As if that is not confusing enough, there are purists who might say that proper labeling ought to read: [Genus] [Species] ['plant name']. With Hosta there's a pesky problem with that. As far as this author knows there is NO empirical listing of Hosta with their associated species name. YES, there are between 16 to 21 species (last time I noted) names between hosta; but there is no clean table showing the genus to the species to the plant's common name. In the hosta world there over 11,000 varieties.
It is at this point where you have other options to add to the label.

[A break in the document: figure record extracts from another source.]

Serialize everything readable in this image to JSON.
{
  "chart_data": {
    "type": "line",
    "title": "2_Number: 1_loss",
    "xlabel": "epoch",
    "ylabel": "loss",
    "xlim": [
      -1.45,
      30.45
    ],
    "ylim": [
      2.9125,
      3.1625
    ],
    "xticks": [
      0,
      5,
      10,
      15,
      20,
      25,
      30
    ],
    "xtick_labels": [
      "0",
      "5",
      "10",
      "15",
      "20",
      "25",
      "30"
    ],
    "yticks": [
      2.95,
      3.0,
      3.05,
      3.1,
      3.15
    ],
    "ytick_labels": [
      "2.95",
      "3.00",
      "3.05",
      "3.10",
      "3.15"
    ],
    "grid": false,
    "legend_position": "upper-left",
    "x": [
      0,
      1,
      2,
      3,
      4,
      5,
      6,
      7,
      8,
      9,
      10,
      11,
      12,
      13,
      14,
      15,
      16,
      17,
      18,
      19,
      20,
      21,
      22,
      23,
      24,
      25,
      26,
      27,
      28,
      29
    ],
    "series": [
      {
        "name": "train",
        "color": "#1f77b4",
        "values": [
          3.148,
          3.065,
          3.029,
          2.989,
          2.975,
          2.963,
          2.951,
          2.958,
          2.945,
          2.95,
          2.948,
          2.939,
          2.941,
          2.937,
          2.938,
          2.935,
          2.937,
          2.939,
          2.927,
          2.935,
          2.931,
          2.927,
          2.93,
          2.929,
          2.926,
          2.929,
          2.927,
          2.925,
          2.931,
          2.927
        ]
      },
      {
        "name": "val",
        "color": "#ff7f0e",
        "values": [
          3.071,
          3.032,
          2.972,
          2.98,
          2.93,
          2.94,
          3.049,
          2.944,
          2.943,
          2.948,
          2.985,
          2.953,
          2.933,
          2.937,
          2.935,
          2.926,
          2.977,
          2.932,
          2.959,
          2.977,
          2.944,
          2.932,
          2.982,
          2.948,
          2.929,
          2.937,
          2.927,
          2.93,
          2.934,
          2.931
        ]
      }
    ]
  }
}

▪ Size Range: Plant Diameter, Plant Height, Scape Height. If you're in the US, indicate this in inches; not feet and inches. If you're in another part of the world, indicate this in centimeters; not meters and centimeters. Scape heights are less seen on planting stakes, but it is a distinguishing factor for the plant.
▪ Originator's Name
▪ Year of Introduction
▪ Registration Type: Unregistered, Registered, Plant Patent with its number, Trademarked.
▪ Acquired From
▪ Acquired When (Year)
There are other types of information you can add, but I will leave that to your discretion, your decision-making process, and to what you can afford. I would encourage labels that are high contrast in color and proper text height (16 point) for sight-impaired persons. If you go for top-of-the-line labeling, you can get brailled labels as well; some additional legal creativity will be needed for those because of laws and ADA regulations.
WHAT DO MY LABELS LOOK LIKE?
Common Plant Name PP nnnnn
Height: xx in. Diameter: xx in.
Plant Name Menu Codes:
In Gardner's collection: green.
In Collection but is an unregistered sport: BLUE.
Past Plants that are no longer in the collection: Brown.